Indiana Daily Student

IU revises policy for working with children

IU has reviewed and updated its Programs Involving Children policy.

The updated policy, announced April 11 in an IU press release, includes input from experts at the Riley Hospital for Children at IU Health, the Indiana Department of Child Services and the IU School of Medicine to create a more comprehensive procedural outline.

First established in 2012, the Programs Involving Children policy is crucial to IU-sponsored programs as well as programs run by external organizations that use IU facilities. It includes any programs that involve children, such as camps, workshops, clubs, teams and tours, according to the release.

Staff members from public safety, policy administration and the general counsel’s office have traveled to every IU campus to consult with employees about policy revisions.

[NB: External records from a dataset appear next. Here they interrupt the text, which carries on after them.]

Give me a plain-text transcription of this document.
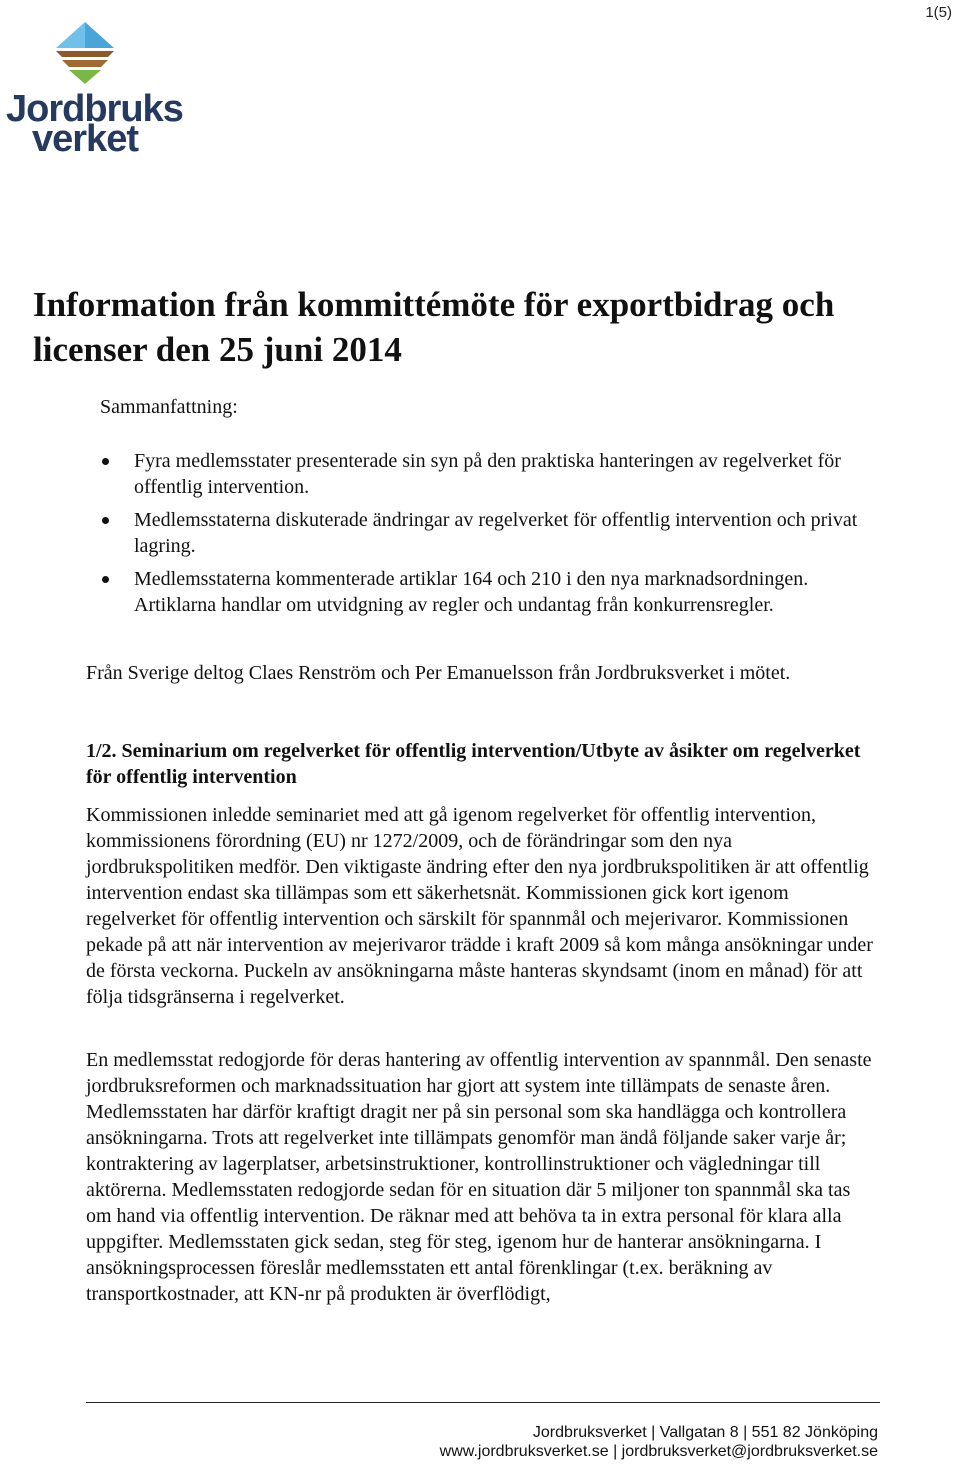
1(5)
Jordbruks
verket
Information från kommittémöte för exportbidrag och licenser den 25 juni 2014
Sammanfattning:
Fyra medlemsstater presenterade sin syn på den praktiska hanteringen av regelverket för offentlig intervention.
Medlemsstaterna diskuterade ändringar av regelverket för offentlig intervention och privat lagring.
Medlemsstaterna kommenterade artiklar 164 och 210 i den nya marknadsordningen. Artiklarna handlar om utvidgning av regler och undantag från konkurrensregler.

Från Sverige deltog Claes Renström och Per Emanuelsson från Jordbruksverket i mötet.

1/2. Seminarium om regelverket för offentlig intervention/Utbyte av åsikter om regelverket för offentlig intervention

Kommissionen inledde seminariet med att gå igenom regelverket för offentlig intervention, kommissionens förordning (EU) nr 1272/2009, och de förändringar som den nya jordbrukspolitiken medför. Den viktigaste ändring efter den nya jordbrukspolitiken är att offentlig intervention endast ska tillämpas som ett säkerhetsnät. Kommissionen gick kort igenom regelverket för offentlig intervention och särskilt för spannmål och mejerivaror. Kommissionen pekade på att när intervention av mejerivaror trädde i kraft 2009 så kom många ansökningar under de första veckorna. Puckeln av ansökningarna måste hanteras skyndsamt (inom en månad) för att följa tidsgränserna i regelverket.

En medlemsstat redogjorde för deras hantering av offentlig intervention av spannmål. Den senaste jordbruksreformen och marknadssituation har gjort att system inte tillämpats de senaste åren. Medlemsstaten har därför kraftigt dragit ner på sin personal som ska handlägga och kontrollera ansökningarna. Trots att regelverket inte tillämpats genomför man ändå följande saker varje år; kontraktering av lagerplatser, arbetsinstruktioner, kontrollinstruktioner och vägledningar till aktörerna. Medlemsstaten redogjorde sedan för en situation där 5 miljoner ton spannmål ska tas om hand via offentlig intervention. De räknar med att behöva ta in extra personal för klara alla uppgifter. Medlemsstaten gick sedan, steg för steg, igenom hur de hanterar ansökningarna. I ansökningsprocessen föreslår medlemsstaten ett antal förenklingar (t.ex. beräkning av transportkostnader, att KN-nr på produkten är överflödigt,

Jordbruksverket | Vallgatan 8 | 551 82 Jönköping
www.jordbruksverket.se | jordbruksverket@jordbruksverket.se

The purpose of revising the policy was to create the safest possible atmosphere for children participating in university-sponsored programs.

“DCS’ mission is to protect children from abuse and neglect,” said LaTrece Thompson, deputy director of staff development at the Indiana Department of Child Services, in the release. “One way we do this is by partnering with respected organizations and institutions like Riley at IU Health and the IU School of Medicine to educate and train our communities to recognize and report abuse and neglect.”

Underlined aspects of the policy include points about child abuse, background checks and rules and procedures.

All faculty, academic employees, staff, students and volunteers must comply with Indiana law under the revised policy, meaning if any member of one of those groups suspects an incident of child abuse or neglect, they must report it to the state Child
Protective Services department or local law enforcement.

When working with children in any capacity, participants are required to comply with background checks, which include criminal history and sex offender registry checks.
These must be completed at least every five years.

IU also must maintain up-to-date lists detailing programs they sponsor involving children, including locations and contact information. These programs must be equipped with clear rules and procedures in regards to child safety. These details span from weather emergencies to transportation complications.

Violating any of these aspects of the new policy could result in sanctions, which could include the cancelation of programs and disciplinary actions for individuals.

Almost 900 programs involving children across all IU campuses have been registered with the Office of Public Safety since the policy was established.

“I appreciate the work of the many IU units involved in putting the policy into action,” said John Applegate, IU executive vice president for university academic affairs. “The policy has had broad impact and has improved awareness of the number and range of IU programs that serve children across the state.”